During a recent coaching conversation, a leader explained that he’s having 1:3s with senior leaders.

Senior leaders spend too much time in one-on-ones with their team. It’s unproductive, often distracting.

People leave the room half-informed. They don’t know who knows what. Or they wonder why others found out before they did.

Leadership is a team sport. Have fewer one-on-ones. Image of a rowing team.

5 Problems with Executive-Level One-On-Ones:

  1. Fragmented conversations.
  2. Functional silos.
  3. Misaligned decisions.
  4. Appearance secrecy.
  5. Unnecessary repetition.

See my 2017 post: Is it Time to Replace One-On-Ones with Three-On-Ones

See HBR 2025: Why Senior Leaders Should Stop Having So Many One-on-Ones

The Case for One-On-Threes

Don’t repeat the same thing to several senior leaders. Shrink silos. Reduce confusion. 1:3s focus on future-building.
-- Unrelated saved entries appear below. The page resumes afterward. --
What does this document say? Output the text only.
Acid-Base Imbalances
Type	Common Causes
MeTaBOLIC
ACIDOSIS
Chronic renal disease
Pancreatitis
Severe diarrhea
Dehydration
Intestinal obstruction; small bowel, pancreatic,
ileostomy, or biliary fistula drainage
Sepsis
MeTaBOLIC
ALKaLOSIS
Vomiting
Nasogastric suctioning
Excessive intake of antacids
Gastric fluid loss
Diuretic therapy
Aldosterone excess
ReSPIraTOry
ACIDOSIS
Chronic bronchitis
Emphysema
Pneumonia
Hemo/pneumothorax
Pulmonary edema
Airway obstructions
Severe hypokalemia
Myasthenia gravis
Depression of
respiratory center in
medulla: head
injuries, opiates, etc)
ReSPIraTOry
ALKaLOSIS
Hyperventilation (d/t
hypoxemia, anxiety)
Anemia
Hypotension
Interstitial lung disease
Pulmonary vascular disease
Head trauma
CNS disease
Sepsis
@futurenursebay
Three-on-ones accelerate clarity.

How to Host Senior Leader 1:3s

  1. Pick a shared goal. Frame the meeting around a business capability like customer experience, operational excellence, or innovation.
  2. Bring intersecting roles together. Choose leaders whose work overlaps on the topic. Think seams, not silos.
  3. Stay focused. Don’t drift into status updates. Work on building the future or solving shared challenges.
  4. Rotate who speaks first. Avoid pecking orders by mixing up who sets the tone.
  5. Document agreements. Keep a simple shared summary to avoid confusion later.

Reserve individual meetings for relationship building and development.

Warning:

Don’t allow people to think 1:1s are for problem people. Make development part of team culture.

Leadership is a team sport. Have fewer one-on-ones

What problems do you see with senior-level 1:1s?